Zachary trained as a goalie, but by age 10 he decided his sports future was on the ice.
Charles, however, wasn't upset.
"We were open and let him try different things, so he loved hockey," Charles said. "I guess he felt at that time, sorry Dad, I didn't pick figure skating, didn't pick soccer. I said no problem, that's what we're here for. You picked one, and that's great. He loves it."
While there have been Asian-descent players to reach the NHL -- Devin Setoguchi
, Richard Park
and Paul Kariya
among the current generation of players -- Avalanche forward Brandon Yip
is the only player of Chinese decent currently in the NHL. Before Yip, you have to go back to Larry Kwong
, who played one game with the New York Rangers
during the 1947-48 season.
Yuen has a chance to add to that number. He had 8 goals, 27 points and a plus-41 rating for Tri-City this past season. He's regarded for being strong in his own end, but his offensive game does need improvement. However, Hiller knows Yuen's drive to be an NHL player means the improvements will come.

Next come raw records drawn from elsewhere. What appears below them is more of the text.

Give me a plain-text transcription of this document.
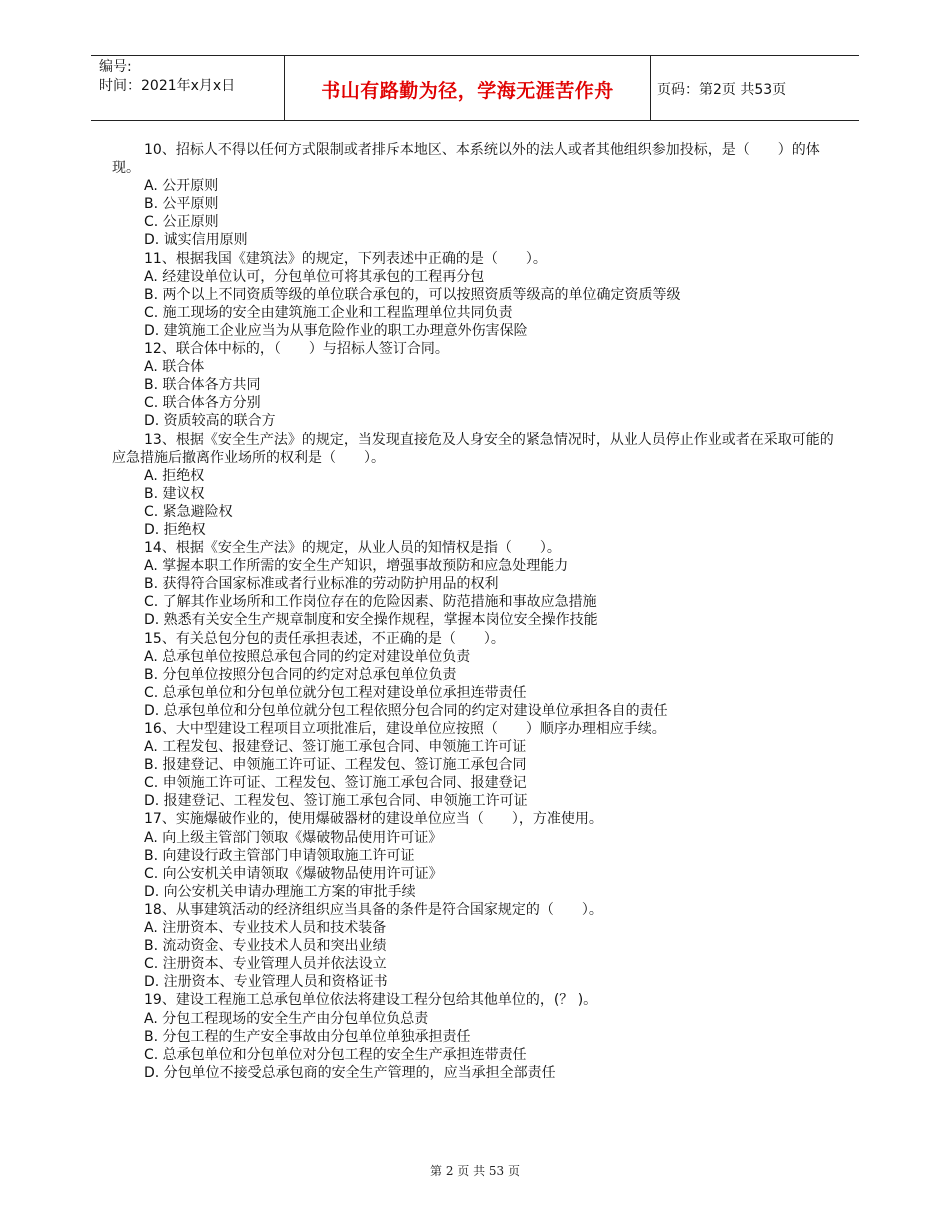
编号:
时间：2021年x月x日	书山有路勤为径，学海无涯苦作舟	页码：第2页 共53页

10、招标人不得以任何方式限制或者排斥本地区、本系统以外的法人或者其他组织参加投标，是（　　）的体现。

A. 公开原则

B. 公平原则

C. 公正原则

D. 诚实信用原则

11、根据我国《建筑法》的规定，下列表述中正确的是（　　）。

A. 经建设单位认可，分包单位可将其承包的工程再分包

B. 两个以上不同资质等级的单位联合承包的，可以按照资质等级高的单位确定资质等级

C. 施工现场的安全由建筑施工企业和工程监理单位共同负责

D. 建筑施工企业应当为从事危险作业的职工办理意外伤害保险

12、联合体中标的，（　　）与招标人签订合同。

A. 联合体

B. 联合体各方共同

C. 联合体各方分别

D. 资质较高的联合方

13、根据《安全生产法》的规定，当发现直接危及人身安全的紧急情况时，从业人员停止作业或者在采取可能的应急措施后撤离作业场所的权利是（　　）。

A. 拒绝权

B. 建议权

C. 紧急避险权

D. 拒绝权

14、根据《安全生产法》的规定，从业人员的知情权是指（　　）。

A. 掌握本职工作所需的安全生产知识，增强事故预防和应急处理能力

B. 获得符合国家标准或者行业标准的劳动防护用品的权利

C. 了解其作业场所和工作岗位存在的危险因素、防范措施和事故应急措施

D. 熟悉有关安全生产规章制度和安全操作规程，掌握本岗位安全操作技能

15、有关总包分包的责任承担表述，不正确的是（　　）。

A. 总承包单位按照总承包合同的约定对建设单位负责

B. 分包单位按照分包合同的约定对总承包单位负责

C. 总承包单位和分包单位就分包工程对建设单位承担连带责任

D. 总承包单位和分包单位就分包工程依照分包合同的约定对建设单位承担各自的责任

16、大中型建设工程项目立项批准后，建设单位应按照（　　）顺序办理相应手续。

A. 工程发包、报建登记、签订施工承包合同、申领施工许可证

B. 报建登记、申领施工许可证、工程发包、签订施工承包合同

C. 申领施工许可证、工程发包、签订施工承包合同、报建登记

D. 报建登记、工程发包、签订施工承包合同、申领施工许可证

17、实施爆破作业的，使用爆破器材的建设单位应当（　　），方准使用。

A. 向上级主管部门领取《爆破物品使用许可证》

B. 向建设行政主管部门申请领取施工许可证

C. 向公安机关申请领取《爆破物品使用许可证》

D. 向公安机关申请办理施工方案的审批手续

18、从事建筑活动的经济组织应当具备的条件是符合国家规定的（　　）。

A. 注册资本、专业技术人员和技术装备

B. 流动资金、专业技术人员和突出业绩

C. 注册资本、专业管理人员并依法设立

D. 注册资本、专业管理人员和资格证书

19、建设工程施工总承包单位依法将建设工程分包给其他单位的，(？ )。

A. 分包工程现场的安全生产由分包单位负总责

B. 分包工程的生产安全事故由分包单位单独承担责任

C. 总承包单位和分包单位对分包工程的安全生产承担连带责任

D. 分包单位不接受总承包商的安全生产管理的，应当承担全部责任

第 2 页 共 53 页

"The great thing with Zach is you know he's going to put his heart and soul into it," Hiller said. "He does work on it with extra ice sessions. I know during the summer it'll be a focus for him. That is an area, one skill he has to improve. But he'll dedicate himself to doing that."
He's also dedicated to inspiring the next generation of Asian children to lace up the skates.
"They're starting to immerse themselves in the sport," Yuen said. "I think I'm seeing a few really skilled ones."
He's also working on exposing his family -- most of which lives in the Vancouver area -- to hockey. Charles became a fan when he arrived in Canada, rooting for the Canucks in the 1980s and learning to play. He coached his kids in hockey and also serves as a referee. The rest of his family is starting to get on board -- slowly.
"Mom doesn't really (watch hockey)," Zachary said. "My grandparents never used to watch hockey. Just in the last year or so, they started watching me play on the Internet and on TV and they started loving it. They loved it so much they started watching the Canucks, and they watch hockey all the time now."
Fans in China also are starting to learn about Zachary. He said he's only been to Hong Kong once, but Charles said during an interview with a radio station in China, the host knew all about Zachary and the station had been reporting on his season in Tri-City and progress at the NHL Scouting Combine.
It might not be too long before they're following his progress in the NHL.